Above me, through the barren webs of tree branches, the evening stars glowed more than they twinkled against a gray flannel backdrop of the January night sky. Below me, a doubled-over industrial orange tarp carried by a team of EMTs cradled me. I’d never see my yard, my sky, my trees from this angle again—god willing—suspended above crumbling front stairs as one of my carriers barked, “Shit! There’s a hole!” I braced for an impact that never came.
The team threaded into my front door, folding the tarp around me to squeeze between shelves packed with books and records and the home office that became a part of the living room in 2020 while being informed that this is how EMTs get hurt in emergencies.
I wasn’t an emergency. This time. I was someone with two knees that the Russian physical therapist informed me were “full of crap.” One new, buried under hundreds of fresh stitches that traverses layers of muscle, fat, and skin. One old and full of the spurs and dust caused by years of bones grinding together. Both painful enough to make a week of post-op physical therapy not nearly enough to give me the skills to use a new walker to get from my driveway and up the five stairs into my house when the hospital finally told me to go.

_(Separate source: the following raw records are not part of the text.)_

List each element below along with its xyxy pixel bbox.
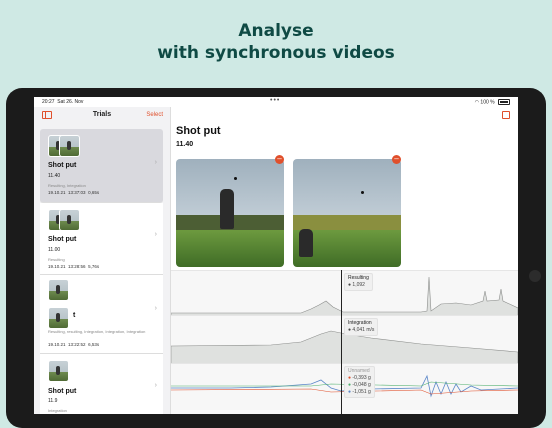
multitask-dots-icon[interactable]: ••• (270, 97, 280, 104)
athlete-figure (220, 189, 234, 229)
home-button (529, 270, 541, 282)
video-player[interactable] (293, 159, 401, 267)
status-time: 20:27 Sat 26. Nov (42, 99, 84, 105)
sidebar: Trials Select Shot put 11.40 Resulting, … (34, 107, 171, 414)
edit-icon[interactable] (502, 111, 510, 119)
trial-name: Shot put (48, 388, 77, 395)
trial-name: Shot put (48, 162, 77, 169)
trial-item[interactable]: Shot put 11.40 Resulting, Integration 19… (40, 129, 163, 203)
trial-number: 11.9 (48, 398, 58, 404)
graph-resulting[interactable]: Resulting ● 1,092 (170, 270, 518, 317)
trial-item[interactable]: Shot put 11.9 Integration › (40, 354, 163, 414)
select-button[interactable]: Select (146, 112, 163, 118)
main-panel: Shot put 11.40 – – Resulting ● 1,092 Int… (170, 107, 518, 414)
series-dot-icon: ● (348, 382, 352, 388)
trial-tags: Integration (48, 408, 67, 413)
shot-ball (361, 191, 364, 194)
trial-tags: Resulting (48, 257, 65, 262)
trial-item[interactable]: t Resulting, resulting, Integration, Int… (40, 275, 163, 354)
graph-label: Resulting ● 1,092 (344, 273, 373, 291)
series-dot-icon: ● (348, 327, 352, 333)
shot-ball (234, 177, 237, 180)
battery-icon (498, 99, 510, 105)
status-right: ◠ 100 % (475, 99, 510, 105)
trial-item[interactable]: Shot put 11.00 Resulting 19.10.21 13:28:… (40, 203, 163, 275)
trial-value: 11.40 (176, 141, 194, 148)
remove-video-icon[interactable]: – (392, 155, 401, 164)
series-dot-icon: ● (348, 375, 352, 381)
chevron-right-icon: › (154, 382, 157, 389)
graph-label: Unnamed ● -0,393 g ● -0,048 g ● -1,051 g (344, 366, 375, 398)
battery-text: 100 % (480, 99, 495, 106)
time-cursor[interactable] (341, 270, 342, 414)
status-bar: 20:27 Sat 26. Nov ••• ◠ 100 % (34, 97, 518, 107)
series-dot-icon: ● (348, 282, 352, 288)
series-dot-icon: ● (348, 389, 352, 395)
trial-number: 11.40 (48, 173, 61, 179)
headline-line1: Analyse (238, 21, 314, 41)
graph-integration[interactable]: Integration ● 4,041 m/s (170, 315, 518, 365)
sidebar-header: Trials Select (34, 107, 170, 124)
video-thumbnail (48, 360, 69, 382)
headline: Analyse with synchronous videos (0, 20, 552, 64)
trial-meta: 19.10.21 13:37:03 0,65s (48, 190, 100, 195)
trial-tags: Resulting, resulting, Integration, Integ… (48, 329, 146, 334)
trial-meta: 19.10.21 13:28:56 5,76s (48, 264, 100, 269)
chevron-right-icon: › (154, 305, 157, 312)
trial-name: Shot put (48, 236, 77, 243)
video-thumbnail (48, 307, 69, 329)
app-screen: 20:27 Sat 26. Nov ••• ◠ 100 % Trials Sel… (34, 97, 518, 414)
trial-number: 11.00 (48, 247, 61, 253)
trial-meta: 19.10.21 13:22:52 6,53s (48, 342, 100, 347)
trial-name: t (73, 312, 76, 319)
video-thumbnail (48, 279, 69, 301)
trial-title: Shot put (176, 125, 221, 137)
video-thumbnail (59, 135, 80, 157)
trial-tags: Resulting, Integration (48, 183, 86, 188)
chevron-right-icon: › (154, 159, 157, 166)
video-thumbnail (59, 209, 80, 231)
video-player[interactable] (176, 159, 284, 267)
wifi-icon: ◠ (474, 99, 480, 106)
graph-label: Integration ● 4,041 m/s (344, 318, 379, 336)
headline-line2: with synchronous videos (157, 43, 395, 63)
athlete-figure (299, 229, 313, 257)
chevron-right-icon: › (154, 231, 157, 238)
graph-acceleration[interactable]: Unnamed ● -0,393 g ● -0,048 g ● -1,051 g (170, 363, 518, 414)
remove-video-icon[interactable]: – (275, 155, 284, 164)
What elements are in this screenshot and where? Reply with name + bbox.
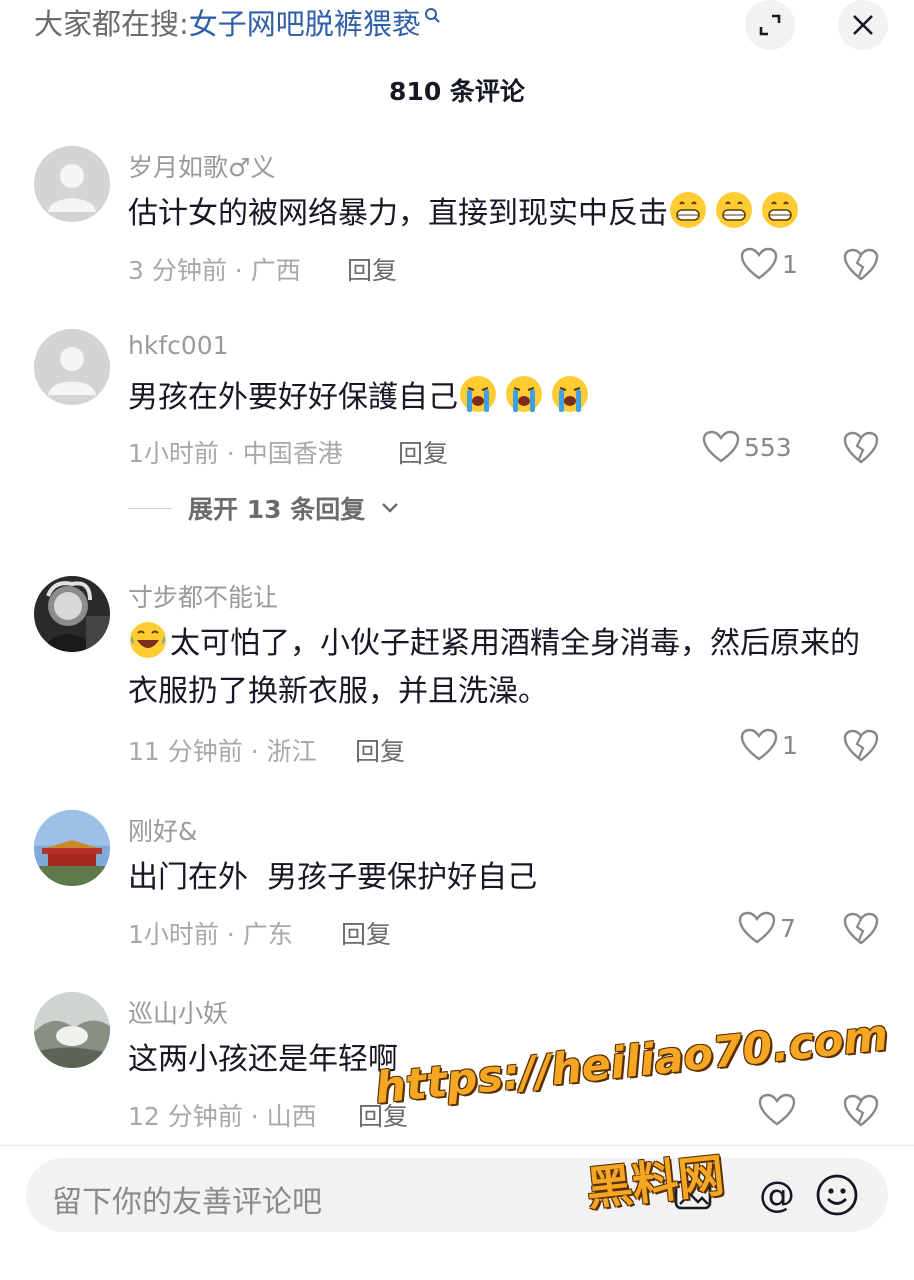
comment-meta: 1小时前 · 中国香港 (128, 439, 343, 468)
top-bar: 大家都在搜:女子网吧脱裤猥亵 (0, 0, 914, 50)
heart-icon (740, 247, 778, 280)
comment-text-body: 出门在外 男孩子要保护好自己 (128, 860, 538, 895)
comment-username[interactable]: 岁月如歌♂义 (128, 148, 275, 184)
like-count: 7 (780, 913, 796, 943)
like-button[interactable]: 553 (702, 430, 792, 464)
default-avatar-icon (34, 146, 110, 222)
comment-input-placeholder: 留下你的友善评论吧 (52, 1185, 322, 1220)
emoji-icon[interactable] (814, 1172, 860, 1218)
comment-meta: 12 分钟前 · 山西 (128, 1102, 317, 1131)
like-button[interactable]: 1 (740, 728, 798, 762)
expand-button[interactable] (745, 0, 795, 50)
image-icon[interactable] (672, 1174, 714, 1216)
avatar[interactable] (34, 992, 110, 1068)
grin-emoji (716, 192, 752, 228)
search-suggestion-prefix: 大家都在搜: (34, 7, 189, 41)
expand-replies-button[interactable]: 展开 13 条回复 (128, 490, 399, 526)
like-button[interactable]: 1 (740, 247, 798, 281)
comment-text: 这两小孩还是年轻啊 (128, 1036, 868, 1084)
search-icon (424, 8, 440, 23)
avatar-image (34, 810, 110, 886)
search-suggestion-query[interactable]: 女子网吧脱裤猥亵 (189, 7, 421, 41)
dislike-icon[interactable] (843, 1094, 879, 1128)
avatar[interactable] (34, 146, 110, 222)
dislike-icon[interactable] (843, 729, 879, 763)
comment-username[interactable]: 刚好& (128, 812, 198, 848)
comment-meta: 1小时前 · 广东 (128, 920, 293, 949)
expand-icon (759, 14, 781, 36)
composer-divider (0, 1145, 914, 1146)
reply-button[interactable]: 回复 (355, 732, 405, 768)
close-icon (853, 15, 873, 35)
comment-text-body: 估计女的被网络暴力，直接到现实中反击 (128, 196, 668, 231)
reply-button[interactable]: 回复 (358, 1097, 408, 1133)
default-avatar-icon (34, 329, 110, 405)
grin-emoji (762, 192, 798, 228)
like-count: 553 (744, 432, 792, 462)
comment-count: 810 条评论 (389, 77, 525, 106)
comment-username[interactable]: 寸步都不能让 (128, 578, 278, 614)
like-count: 1 (782, 730, 798, 760)
comment-text: 估计女的被网络暴力，直接到现实中反击 (128, 190, 868, 238)
comment-text-body: 男孩在外要好好保護自己 (128, 380, 458, 415)
heart-icon (740, 728, 778, 761)
heart-icon (738, 911, 776, 944)
comment-meta: 3 分钟前 · 广西 (128, 256, 301, 285)
comment-text-body: 太可怕了，小伙子赶紧用酒精全身消毒，然后原来的衣服扔了换新衣服，并且洗澡。 (128, 626, 860, 709)
avatar[interactable] (34, 576, 110, 652)
comment-meta: 11 分钟前 · 浙江 (128, 737, 317, 766)
like-button[interactable]: 7 (738, 911, 796, 945)
crying-emoji (460, 376, 496, 412)
heart-icon (702, 430, 740, 463)
comment-text: 太可怕了，小伙子赶紧用酒精全身消毒，然后原来的衣服扔了换新衣服，并且洗澡。 (128, 620, 868, 716)
avatar[interactable] (34, 810, 110, 886)
search-suggestion[interactable]: 大家都在搜:女子网吧脱裤猥亵 (34, 4, 443, 44)
expand-divider (128, 507, 172, 509)
dislike-icon[interactable] (843, 912, 879, 946)
avatar-image (34, 992, 110, 1068)
comment-username[interactable]: hkfc001 (128, 331, 229, 360)
laugh-cry-emoji (130, 622, 166, 658)
avatar-image (34, 576, 110, 652)
comment-text-body: 这两小孩还是年轻啊 (128, 1042, 398, 1077)
reply-button[interactable]: 回复 (341, 915, 391, 951)
chevron-down-icon (382, 503, 399, 513)
reply-button[interactable]: 回复 (347, 251, 397, 287)
heart-icon (758, 1093, 796, 1126)
grin-emoji (670, 192, 706, 228)
comment-username[interactable]: 巡山小妖 (128, 994, 228, 1030)
crying-emoji (506, 376, 542, 412)
avatar[interactable] (34, 329, 110, 405)
close-button[interactable] (838, 0, 888, 50)
dislike-icon[interactable] (843, 431, 879, 465)
crying-emoji (552, 376, 588, 412)
reply-button[interactable]: 回复 (398, 434, 448, 470)
like-button[interactable] (758, 1093, 800, 1127)
comment-text: 男孩在外要好好保護自己 (128, 374, 868, 422)
expand-replies-label: 展开 13 条回复 (188, 495, 366, 524)
like-count: 1 (782, 249, 798, 279)
mention-button[interactable]: @ (754, 1172, 800, 1218)
dislike-icon[interactable] (843, 248, 879, 282)
comment-input[interactable]: 留下你的友善评论吧 @ (26, 1158, 888, 1232)
comment-text: 出门在外 男孩子要保护好自己 (128, 854, 868, 902)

When I was in the hospital I thought about writing a piece of fiction about a patient who, despite the opioid haze, concocted a plan to never leave the hospital. The social work and medical and orthopedic and nursing departments that didn’t have great lines of communication could be used in an infinity loop to keep her safe for as long as I wanted. Or maybe I was trying to write that story as non-fiction for myself and that’s how I didn’t get the word that I had been deemed medically ready for discharge on Friday, while physical therapy tsked tsked at my lack of progress and social work only left voice mails when I was sleeping and unable to understand that I needed to choose a home health care company or rehab facility from their list. Reality gets fuzzy in institutions.
But when it did become clear, I wanted to make a clean break from the comfort and predictability and exceptional level of skill that came with institutional care. Cancel the rehab facility, I’m going home, riding four hours a week post-op with my swollen leg wrapped in ACE bandages and wedged into the passenger side. I’d unfurl it with a sparkler burst of pain to sit, wrapped in a blanket like an abandoned old woman in a chair in my driveway. One step onto the rippled sidewalk was enough to know the walker was wider than the sidewalk and I was beyond my skills with no one to save me except the folks at the non-emergency number.
A stair-jumper chair would have been the easy and dignified way to go, but it was missing a strap. They called in the fire department with the gurney and the tarp and, after one hour of sitting in the cold driveway under the starry sky, I was tipped and lifted, and I let myself go limp, not allowing myself to think of the humility of being carried, the orders being barked, the remarks about my home.
I just looked at the stars from their new perspective and wondered how the hell I’d gotten to this place.